Prices went through the roof as people struggled to survive with the real value of wages going down for the first time in decades. This happened even though pre-pandemic wages had seen a healthy growth of around 3.6%. But with inflation rates way above the 8% mark, it meant that people were getting much less value for money than in the pre-pandemic period.
States Move In To Protect Residents From Inflation
With no federal support forthcoming, states have relied on their budget surplus and the Rescue Plan funds to provide inflation relief stimulus checks for their residents. While the strong economic growth in the last two quarters of 2021 ensured that most states had a healthy budget surplus, the Rescue Plan funds were substantial and did not come with any restrictions on spending.

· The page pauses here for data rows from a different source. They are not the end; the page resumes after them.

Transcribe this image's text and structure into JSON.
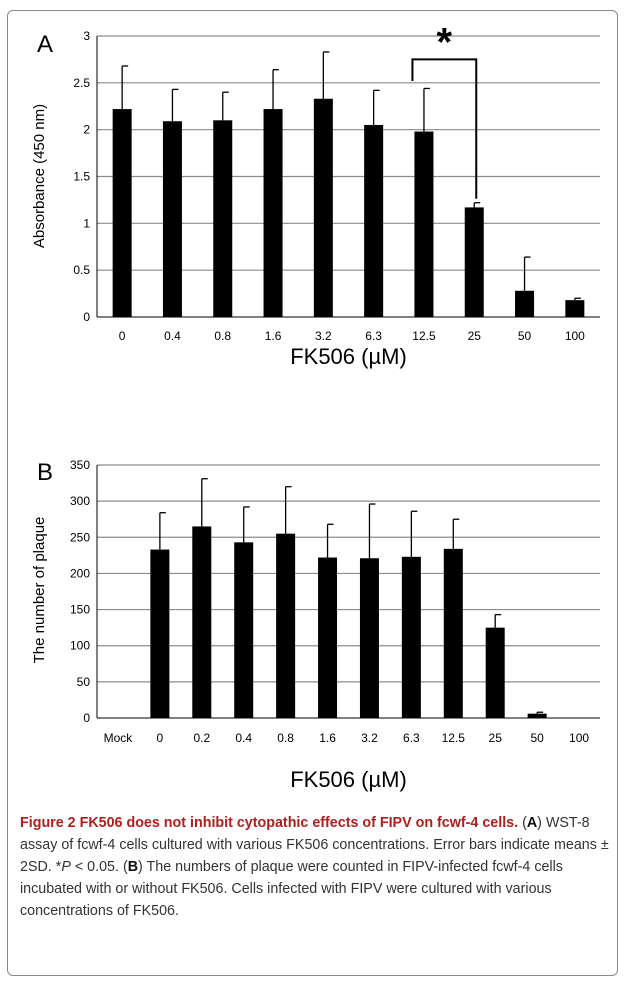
{
  "chart_data": [
    {
      "type": "bar",
      "panel_label": "A",
      "xlabel": "FK506 (µM)",
      "ylabel": "Absorbance (450 nm)",
      "ylim": [
        0,
        3
      ],
      "yticks": [
        "0",
        "0.5",
        "1",
        "1.5",
        "2",
        "2.5",
        "3"
      ],
      "ytick_values": [
        0,
        0.5,
        1,
        1.5,
        2,
        2.5,
        3
      ],
      "grid": true,
      "categories": [
        "0",
        "0.4",
        "0.8",
        "1.6",
        "3.2",
        "6.3",
        "12.5",
        "25",
        "50",
        "100"
      ],
      "values": [
        2.22,
        2.09,
        2.1,
        2.22,
        2.33,
        2.05,
        1.98,
        1.17,
        0.28,
        0.18
      ],
      "errors": [
        0.46,
        0.34,
        0.3,
        0.42,
        0.5,
        0.37,
        0.46,
        0.05,
        0.36,
        0.02
      ],
      "significance": {
        "from": "12.5",
        "to": "25",
        "label": "*"
      }
    },
    {
      "type": "bar",
      "panel_label": "B",
      "xlabel": "FK506 (µM)",
      "ylabel": "The number of plaque",
      "ylim": [
        0,
        350
      ],
      "yticks": [
        "0",
        "50",
        "100",
        "150",
        "200",
        "250",
        "300",
        "350"
      ],
      "ytick_values": [
        0,
        50,
        100,
        150,
        200,
        250,
        300,
        350
      ],
      "grid": true,
      "categories": [
        "Mock",
        "0",
        "0.2",
        "0.4",
        "0.8",
        "1.6",
        "3.2",
        "6.3",
        "12.5",
        "25",
        "50",
        "100"
      ],
      "values": [
        0,
        233,
        265,
        243,
        255,
        222,
        221,
        223,
        234,
        125,
        6,
        0
      ],
      "errors": [
        0,
        51,
        66,
        49,
        65,
        46,
        75,
        63,
        41,
        18,
        2,
        0
      ]
    }
  ],
  "caption": {
    "title": "Figure 2 FK506 does not inhibit cytopathic effects of FIPV on fcwf-4 cells.",
    "text_1": " (",
    "ref_a": "A",
    "text_2": ") WST-8 assay of fcwf-4 cells cultured with various FK506 concentrations. Error bars indicate means ± 2SD. *",
    "p_var": "P",
    "text_3": " < 0.05. (",
    "ref_b": "B",
    "text_4": ") The numbers of plaque were counted in FIPV-infected fcwf-4 cells incubated with or without FK506. Cells infected with FIPV were cultured with various concentrations of FK506."
  }
}
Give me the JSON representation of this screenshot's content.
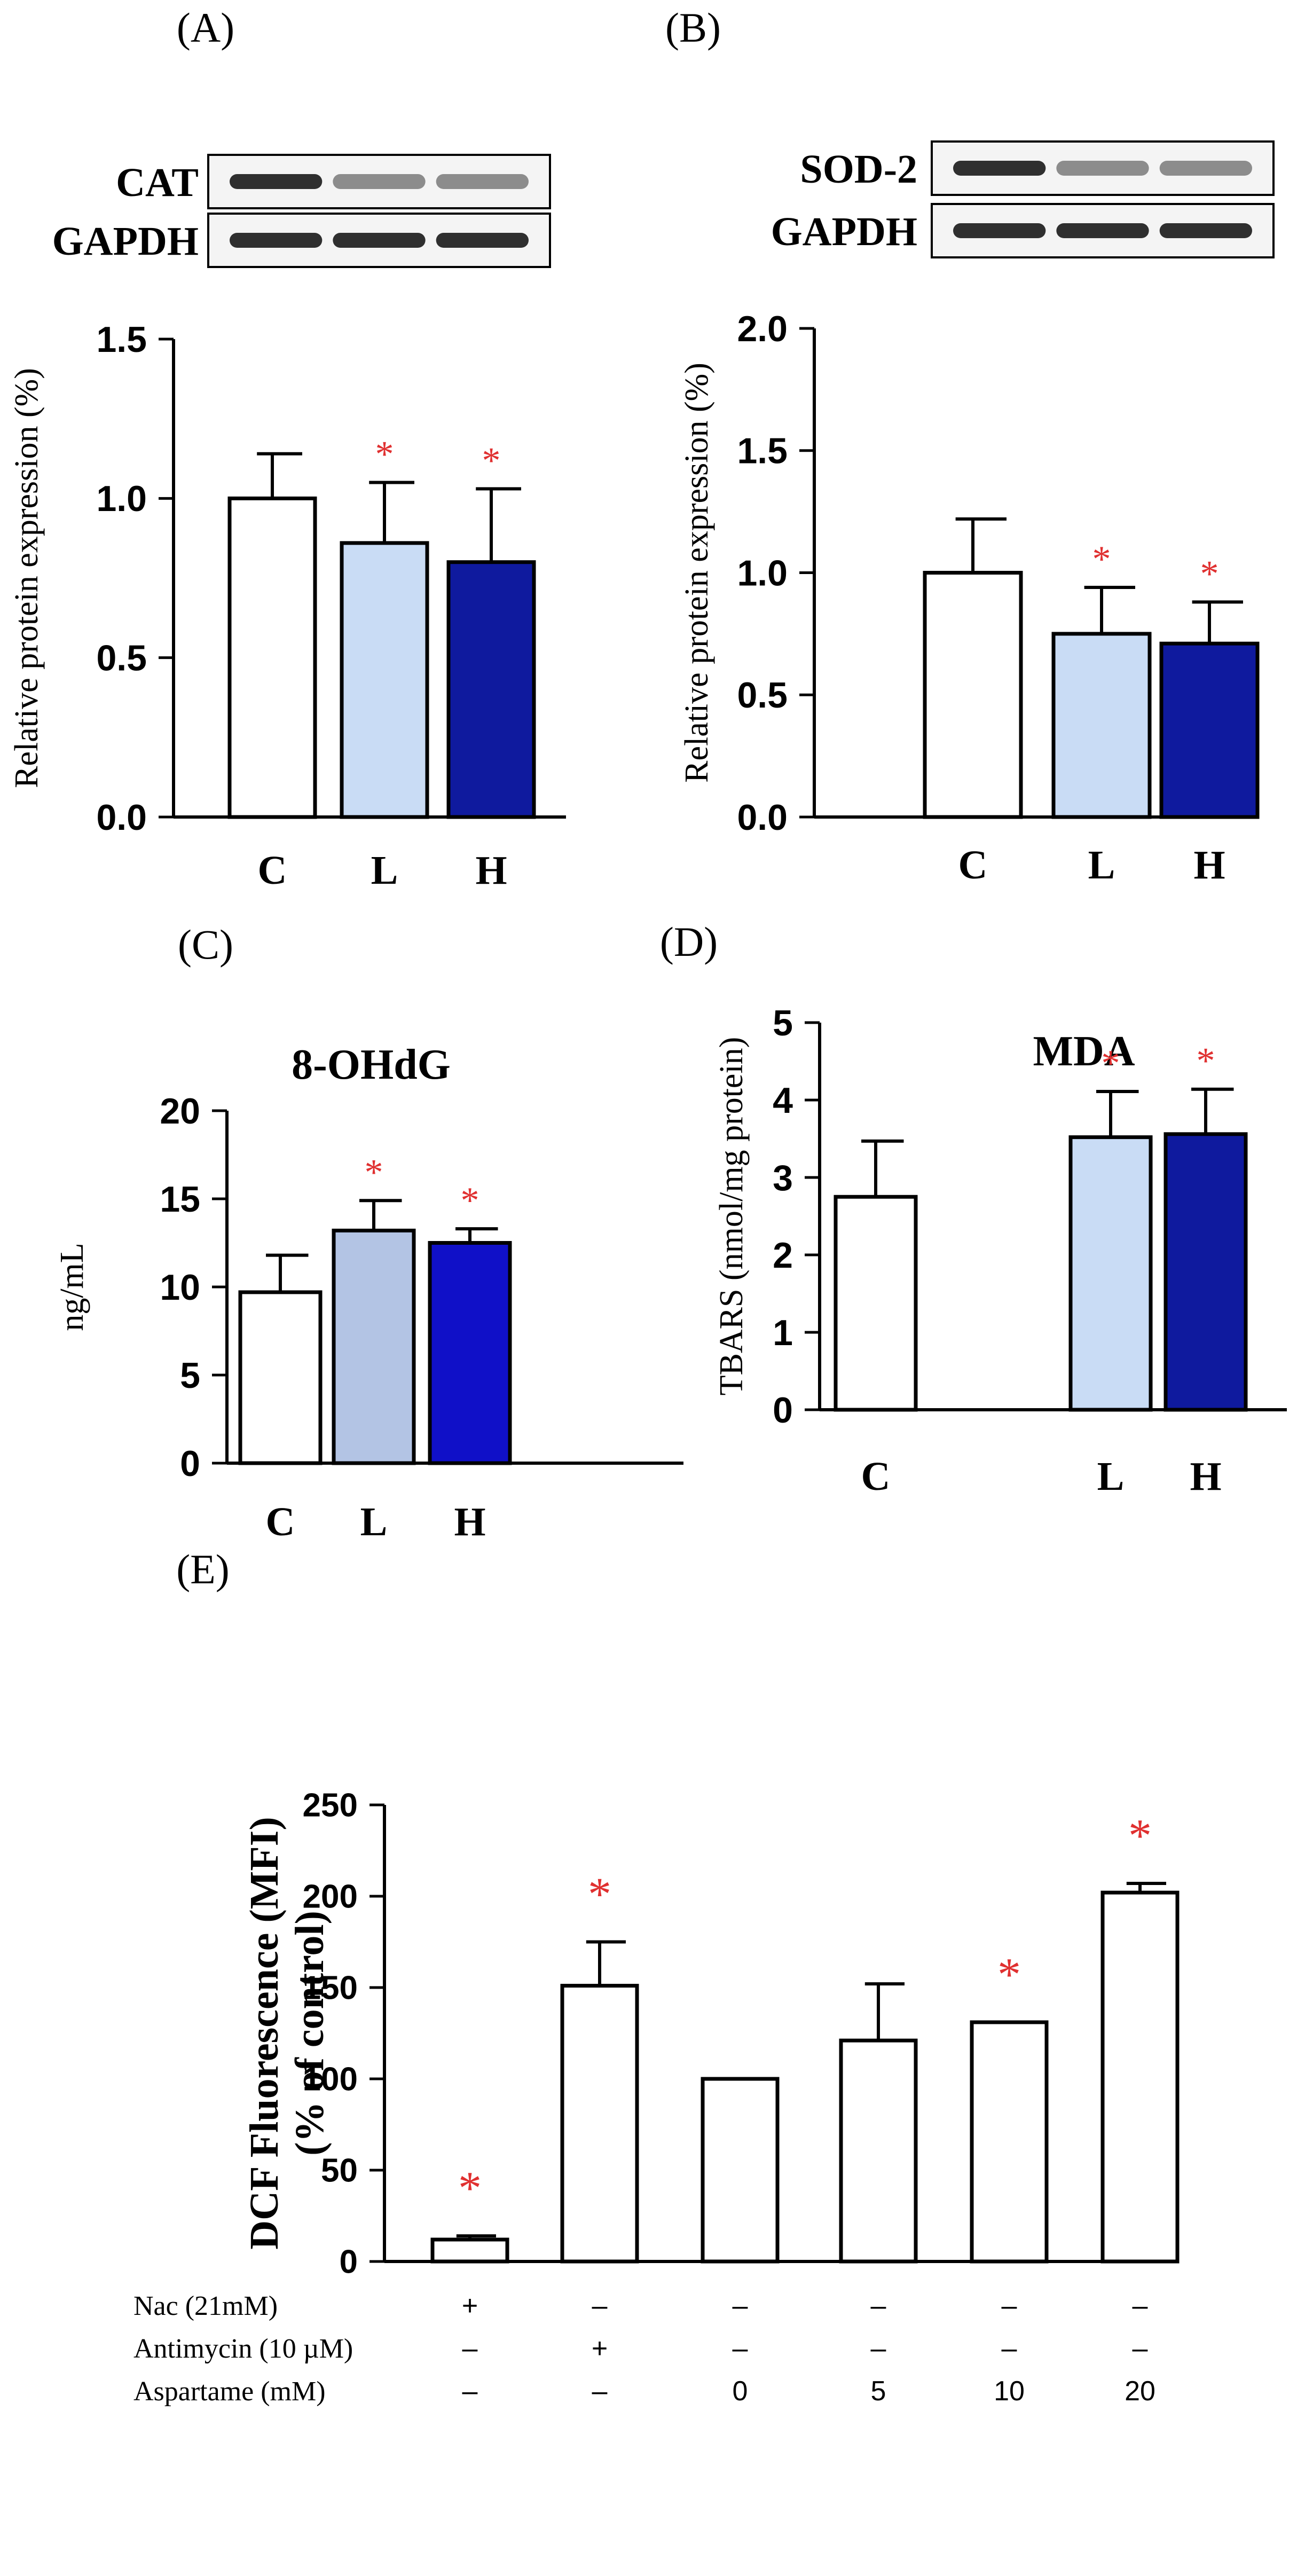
{
  "colors": {
    "white_bar": "#ffffff",
    "light_blue": "#c9dcf5",
    "steel_blue": "#b3c4e4",
    "dark_blue": "#0f1a9e",
    "royal_blue": "#1010c8",
    "star": "#e03030",
    "ink": "#000000"
  },
  "chart_data": [
    {
      "panel": "(A)",
      "type": "bar",
      "blots": [
        {
          "label": "CAT",
          "bands": 3
        },
        {
          "label": "GAPDH",
          "bands": 3
        }
      ],
      "categories": [
        "C",
        "L",
        "H"
      ],
      "values": [
        1.0,
        0.86,
        0.8
      ],
      "errors": [
        0.14,
        0.19,
        0.23
      ],
      "significant": [
        false,
        true,
        true
      ],
      "bar_colors": [
        "#ffffff",
        "#c9dcf5",
        "#0f1a9e"
      ],
      "ylabel": "Relative  protein expression  (%)",
      "ylim": [
        0,
        1.5
      ],
      "yticks": [
        0.0,
        0.5,
        1.0,
        1.5
      ],
      "ytick_labels": [
        "0.0",
        "0.5",
        "1.0",
        "1.5"
      ]
    },
    {
      "panel": "(B)",
      "type": "bar",
      "blots": [
        {
          "label": "SOD-2",
          "bands": 3
        },
        {
          "label": "GAPDH",
          "bands": 3
        }
      ],
      "categories": [
        "C",
        "L",
        "H"
      ],
      "values": [
        1.0,
        0.75,
        0.71
      ],
      "errors": [
        0.22,
        0.19,
        0.17
      ],
      "significant": [
        false,
        true,
        true
      ],
      "bar_colors": [
        "#ffffff",
        "#c9dcf5",
        "#0f1a9e"
      ],
      "ylabel": "Relative  protein  expression  (%)",
      "ylim": [
        0,
        2.0
      ],
      "yticks": [
        0.0,
        0.5,
        1.0,
        1.5,
        2.0
      ],
      "ytick_labels": [
        "0.0",
        "0.5",
        "1.0",
        "1.5",
        "2.0"
      ]
    },
    {
      "panel": "(C)",
      "type": "bar",
      "title": "8-OHdG",
      "categories": [
        "C",
        "L",
        "H"
      ],
      "values": [
        9.7,
        13.2,
        12.5
      ],
      "errors": [
        2.1,
        1.7,
        0.8
      ],
      "significant": [
        false,
        true,
        true
      ],
      "bar_colors": [
        "#ffffff",
        "#b3c4e4",
        "#1010c8"
      ],
      "ylabel": "ng/mL",
      "ylim": [
        0,
        20
      ],
      "yticks": [
        0,
        5,
        10,
        15,
        20
      ],
      "ytick_labels": [
        "0",
        "5",
        "10",
        "15",
        "20"
      ]
    },
    {
      "panel": "(D)",
      "type": "bar",
      "title": "MDA",
      "categories": [
        "C",
        "L",
        "H"
      ],
      "values": [
        2.75,
        3.52,
        3.56
      ],
      "errors": [
        0.72,
        0.59,
        0.58
      ],
      "significant": [
        false,
        true,
        true
      ],
      "bar_colors": [
        "#ffffff",
        "#c9dcf5",
        "#0f1a9e"
      ],
      "ylabel": "TBARS  (nmol/mg  protein)",
      "ylim": [
        0,
        5
      ],
      "yticks": [
        0,
        1,
        2,
        3,
        4,
        5
      ],
      "ytick_labels": [
        "0",
        "1",
        "2",
        "3",
        "4",
        "5"
      ]
    },
    {
      "panel": "(E)",
      "type": "bar",
      "categories": [
        "Nac",
        "Antimycin",
        "Aspartame 0",
        "Aspartame 5",
        "Aspartame 10",
        "Aspartame 20"
      ],
      "values": [
        12,
        151,
        100,
        121,
        131,
        202
      ],
      "errors": [
        2,
        24,
        0,
        31,
        0,
        5
      ],
      "significant": [
        true,
        true,
        false,
        false,
        true,
        true
      ],
      "bar_colors": [
        "#ffffff",
        "#ffffff",
        "#ffffff",
        "#ffffff",
        "#ffffff",
        "#ffffff"
      ],
      "ylabel_lines": [
        "DCF Fluorescence (MFI)",
        "(% of control)"
      ],
      "ylim": [
        0,
        250
      ],
      "yticks": [
        0,
        50,
        100,
        150,
        200,
        250
      ],
      "ytick_labels": [
        "0",
        "50",
        "100",
        "150",
        "200",
        "250"
      ],
      "treatment_table": [
        {
          "label": "Nac (21mM)",
          "values": [
            "+",
            "–",
            "–",
            "–",
            "–",
            "–"
          ]
        },
        {
          "label": "Antimycin (10 µM)",
          "values": [
            "–",
            "+",
            "–",
            "–",
            "–",
            "–"
          ]
        },
        {
          "label": "Aspartame (mM)",
          "values": [
            "–",
            "–",
            "0",
            "5",
            "10",
            "20"
          ]
        }
      ]
    }
  ]
}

The states have also been prompted by the only rider that comes with the Rescue Plan fund allocation to states. The states are obligated to commit the funds by 2024 and ensure their expenditure by 2026. Any remaining funds will revert to the federal administration.
The support being contributed by states varies both in the amount and the way it is being provided. While many have gone for stimulus checks either directly to bank accounts or through paper checks through the US Postal Service, others have provided support in other forms. This includes income tax rebates, sales tax holidays on a particular product such as diesel or food items, and prepaid debit cards to cover the cost of gasoline and commutation.
California and Florida are among the latest to announce support measures. With this addition, the number of states has swelled to 21 and more states are contemplating monetary support measures to help out residents cope with rising inflation.
While the Republican Governor of Florida, Ron DeSantis has announced a limited stimulus check benefitting only around 59,000 families and individuals with a $450 stimulus check, California is giving out payments of up to $1,050 to around 23 million families, comprising 60% of the population of the Golden State.
Individuals with earnings below $75,000 will get a $350 stimulus check, and they are eligible to claim the same amount for a maximum of one dependent. For a married couple filing jointly and with earnings of $150,000 or below, the amount works out to $700 plus another $350 for one dependent. Thus, families and individuals in this earning bracket earn the maximum possible under the California middle-class stimulus check.
Florida on the other hand is giving the $450 stimulus check to foster parents, related and non-related caregivers, and people on welfare. Gov. DeSantis has been a strong opponent of the stimulus check but has fallen back on the Rescue Plan funds to send out the funds. He said that the money was being spent as it would otherwise revert to the federal administration if it remained unspent.
Analysts Remain Worried About Implication Of Further Stimulus On Prices Of Goods
The federal stimulus checks took part of the blame for the present inflation rate. But economists concur that the immediate flooding of money directly into the hands of citizens was the only way to prevent large-scale starvation, mortgage and loan default, homelessness, and even lawlessness.
The economy would also have been dealt a severe blow and the Rescue Plan saved the economy from a deep recession.
Despite the unprecedented and prolonged shutdown, the American economy was back on track within one single quarter. The brief recession was followed by an economic boom as people spent the extra money of around a trillion dollars on products instead of on goods.